The wave of new ETFs raises an interesting question. Are some of these new ETFs at risk of becoming orphans? Think about the closed-end fund marketplace. Closed-end funds are to a large degree sold to retail investors at a time when their underlying strategy is in vogue. Once the enthusiasm wanes, and the underwriters withdraw their price support, these funds usually drift to a discount. While ETFs will not trade at a discount they are at risk of becoming orphaned. With so many funds vying for attention and investor dollars investors need to think about their investment in these newer funds.
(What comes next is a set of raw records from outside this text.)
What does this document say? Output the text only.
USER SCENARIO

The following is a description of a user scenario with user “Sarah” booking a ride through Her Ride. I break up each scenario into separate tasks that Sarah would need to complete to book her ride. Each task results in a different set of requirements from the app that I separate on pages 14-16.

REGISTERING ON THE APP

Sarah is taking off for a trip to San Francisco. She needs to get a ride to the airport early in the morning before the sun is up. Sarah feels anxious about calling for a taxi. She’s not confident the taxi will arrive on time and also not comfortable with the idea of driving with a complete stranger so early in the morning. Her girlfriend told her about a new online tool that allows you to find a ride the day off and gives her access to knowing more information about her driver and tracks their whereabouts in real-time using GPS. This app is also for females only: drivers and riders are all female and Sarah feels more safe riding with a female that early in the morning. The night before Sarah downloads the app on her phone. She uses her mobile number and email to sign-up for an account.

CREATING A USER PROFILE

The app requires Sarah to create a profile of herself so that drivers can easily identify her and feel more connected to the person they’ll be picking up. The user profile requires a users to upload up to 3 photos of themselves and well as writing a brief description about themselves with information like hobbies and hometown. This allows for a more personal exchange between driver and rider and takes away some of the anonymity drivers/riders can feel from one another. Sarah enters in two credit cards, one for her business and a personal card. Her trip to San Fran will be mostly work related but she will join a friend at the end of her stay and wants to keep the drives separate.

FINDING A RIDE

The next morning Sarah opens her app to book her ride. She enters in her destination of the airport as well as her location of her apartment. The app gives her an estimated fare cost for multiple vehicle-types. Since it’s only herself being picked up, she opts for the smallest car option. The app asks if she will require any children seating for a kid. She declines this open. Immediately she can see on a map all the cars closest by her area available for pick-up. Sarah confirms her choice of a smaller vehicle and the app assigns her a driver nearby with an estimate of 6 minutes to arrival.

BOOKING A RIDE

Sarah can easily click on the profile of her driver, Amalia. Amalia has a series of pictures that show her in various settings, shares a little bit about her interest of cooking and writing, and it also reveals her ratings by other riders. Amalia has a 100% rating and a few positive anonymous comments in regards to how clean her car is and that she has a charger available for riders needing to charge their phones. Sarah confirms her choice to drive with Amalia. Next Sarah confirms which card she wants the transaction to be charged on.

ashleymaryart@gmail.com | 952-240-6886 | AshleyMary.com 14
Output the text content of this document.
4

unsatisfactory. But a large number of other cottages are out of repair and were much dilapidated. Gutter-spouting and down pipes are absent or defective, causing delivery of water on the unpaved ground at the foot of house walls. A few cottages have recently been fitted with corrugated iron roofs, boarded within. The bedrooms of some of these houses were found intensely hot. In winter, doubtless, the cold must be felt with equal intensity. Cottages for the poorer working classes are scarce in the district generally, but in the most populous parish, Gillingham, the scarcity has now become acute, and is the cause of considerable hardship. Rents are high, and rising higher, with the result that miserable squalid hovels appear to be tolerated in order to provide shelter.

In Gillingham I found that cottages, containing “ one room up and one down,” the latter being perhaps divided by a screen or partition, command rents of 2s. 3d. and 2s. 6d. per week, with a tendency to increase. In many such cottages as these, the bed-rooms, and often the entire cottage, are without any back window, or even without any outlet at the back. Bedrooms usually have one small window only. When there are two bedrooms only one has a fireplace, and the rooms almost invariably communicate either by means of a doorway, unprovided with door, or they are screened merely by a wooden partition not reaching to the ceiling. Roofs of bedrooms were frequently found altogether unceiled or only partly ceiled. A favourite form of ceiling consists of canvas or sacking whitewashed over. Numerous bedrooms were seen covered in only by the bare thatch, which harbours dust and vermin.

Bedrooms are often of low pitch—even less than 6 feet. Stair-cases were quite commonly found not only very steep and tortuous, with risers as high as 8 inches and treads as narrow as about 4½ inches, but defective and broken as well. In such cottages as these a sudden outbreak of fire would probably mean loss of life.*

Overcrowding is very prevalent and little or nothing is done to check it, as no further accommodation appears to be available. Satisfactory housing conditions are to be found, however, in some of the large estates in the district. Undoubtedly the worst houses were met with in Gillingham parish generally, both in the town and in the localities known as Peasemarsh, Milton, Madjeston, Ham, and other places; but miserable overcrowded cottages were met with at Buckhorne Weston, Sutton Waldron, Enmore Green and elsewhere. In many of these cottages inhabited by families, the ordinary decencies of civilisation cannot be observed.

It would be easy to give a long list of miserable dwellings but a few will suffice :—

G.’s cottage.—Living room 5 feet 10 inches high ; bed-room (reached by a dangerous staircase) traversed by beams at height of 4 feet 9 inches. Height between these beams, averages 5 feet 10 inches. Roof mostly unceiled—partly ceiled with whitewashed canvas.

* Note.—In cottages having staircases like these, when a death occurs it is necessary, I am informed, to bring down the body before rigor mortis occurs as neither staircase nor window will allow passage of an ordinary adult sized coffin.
An orphaned ETF will be one in which assets are small and not growing. This illiquidity will make them difficult to buy and sell making them even less attractive. Larger ETFs that have moved far beyond this phase are highly liquid and attractive to both traders and investors. If you are a long term investor issues of commissions and bid-ask spreads are less crucial than for shorter term traders, but they are something to keep in mind.

Of course this process would be accelerated by a real bear market. We are by no means predicting such a thing, but the scenario would be pretty clear. A bear market would lead to outflows from both ETFs and open-end mutual funds. If assets were to dwindle to a level where the operation of the fund becomes uneconomic for the sponsor then they may choose to liquidate or merge the orphaned fund.

Since we are not in the forecasting business we do not know what percentage of the newly traded (and planned) ETFs will become orphaned. It may very well be a small percentage, but we are confident that it will not be zero percent. The rapid introduction of narrow, me-too funds increases the risk that some of these funds will become orphaned and eventually closed by their sponsor. Investors need to be cognizant that not every new ETF will turn into the ultra-liquid SPDRs (SPY) or Nasdaq 100 Trust Shares (QQQQ).